I was tagged by @snugglyducklingbrewhouse for this and I’m kind of obsessed with this idea! 
Rules: post the names of all the files in your WIP folder, regardless of how non-descriptive or ridiculous. send me an ask with the number that most intrigues you and i’ll post a snippet of it! 
To make things clear, I’m going to say the fandom and then the pairing or storyline
1. Journey to the Past (Queen/BoRhap | Joe Mazzello!Dimitri x Anastasia!Reader)
2. allegiance time travel thing (Allegiance | OC travels back in time to meet her grandparents)
3. annabelle dursley (Harry Potter | Dudley Dursley’s daughter discovers she’s a witch)
4. havana nights (Dirty Dancing: Havana Nights | Katey Miller x Javier Suarez)

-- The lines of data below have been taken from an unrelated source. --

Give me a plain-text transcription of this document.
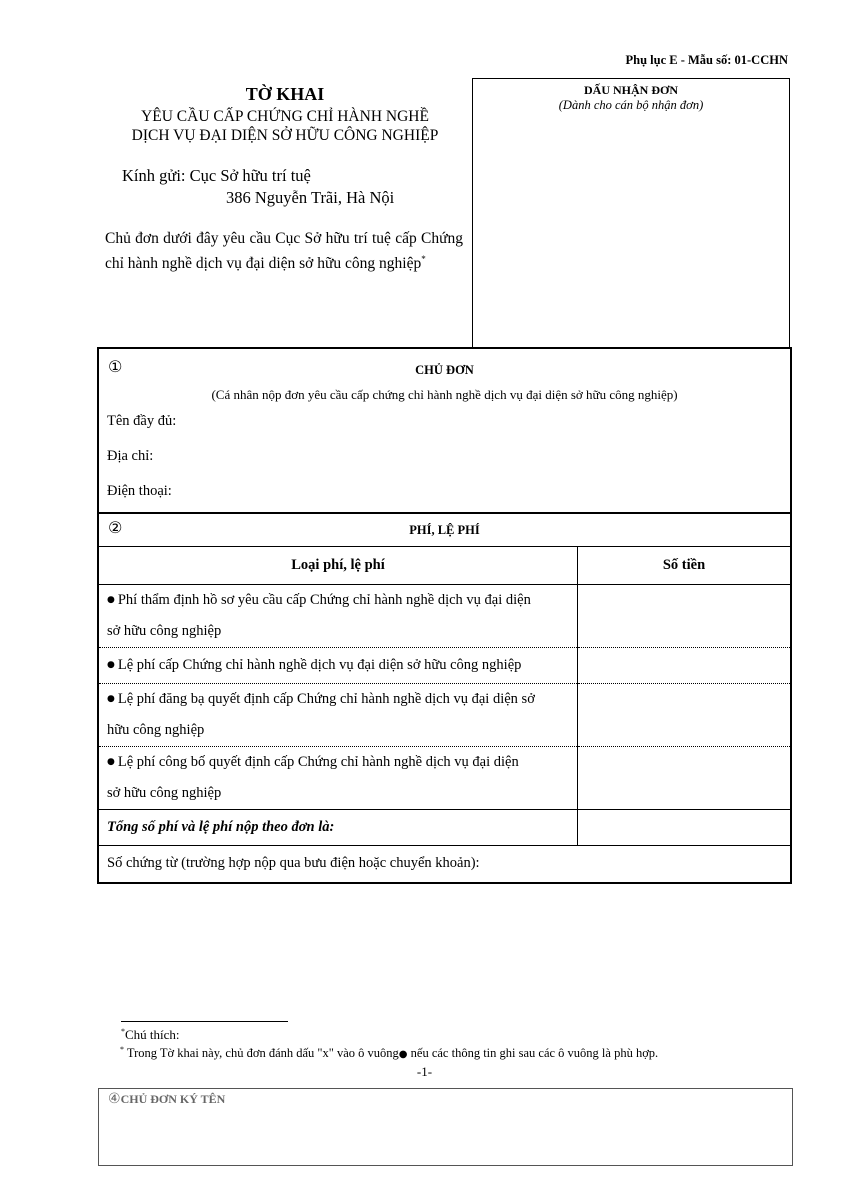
Phụ lục E - Mẫu số: 01-CCHN
TỜ KHAI
YÊU CẦU CẤP CHỨNG CHỈ HÀNH NGHỀ
DỊCH VỤ ĐẠI DIỆN SỞ HỮU CÔNG NGHIỆP
Kính gửi: Cục Sở hữu trí tuệ
386 Nguyễn Trãi, Hà Nội
Chủ đơn dưới đây yêu cầu Cục Sở hữu trí tuệ cấp Chứng chỉ hành nghề dịch vụ đại diện sở hữu công nghiệp*
DẤU NHẬN ĐƠN
(Dành cho cán bộ nhận đơn)
①	CHỦ ĐƠN
(Cá nhân nộp đơn yêu cầu cấp chứng chỉ hành nghề dịch vụ đại diện sở hữu công nghiệp)
Tên đầy đủ:
Địa chỉ:
Điện thoại:
②	PHÍ, LỆ PHÍ
Loại phí, lệ phí	Số tiền
● Phí thẩm định hồ sơ yêu cầu cấp Chứng chỉ hành nghề dịch vụ đại diện
sở hữu công nghiệp	
● Lệ phí cấp Chứng chỉ hành nghề dịch vụ đại diện sở hữu công nghiệp	
● Lệ phí đăng bạ quyết định cấp Chứng chỉ hành nghề dịch vụ đại diện sở
hữu công nghiệp	
● Lệ phí công bố quyết định cấp Chứng chỉ hành nghề dịch vụ đại diện
sở hữu công nghiệp	
Tổng số phí và lệ phí nộp theo đơn là:	
Số chứng từ (trường hợp nộp qua bưu điện hoặc chuyển khoản):	
*Chú thích:
* Trong Tờ khai này, chủ đơn đánh dấu "x" vào ô vuông● nếu các thông tin ghi sau các ô vuông là phù hợp.
-1-
④CHỦ ĐƠN KÝ TÊN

5. Really, Really Up to No Good (Harry Potter | Marauders fic my sister and I have been writing for years, James x Lily, Sirius x Mary)
6. Sirius and Mary (Harry Potter | Sirius Black x Mary MacDonald)
7. A Royal Kidnapping (Lord of the Rings | OC x Eomer)
8. ehhhhhhh (Band of Brothers | Bull Randleman x girl in the barn)
9. Easy Company Bar and Restaurant (Band of Brothers | Restaurant AU)
10. kitty harry thing (Band of Brothers | Harry Welsh x Kitty Grogan)
11. Winters x Reader (Band of Brothers | Dick Winters x Reader)
Sorry there’s only one in this fandom lol
I’m gonna tag @crazylittlethingcalledobsession and @killerqueenunderpressure and any other writer who feels up to it! If you need some motivation, go for it!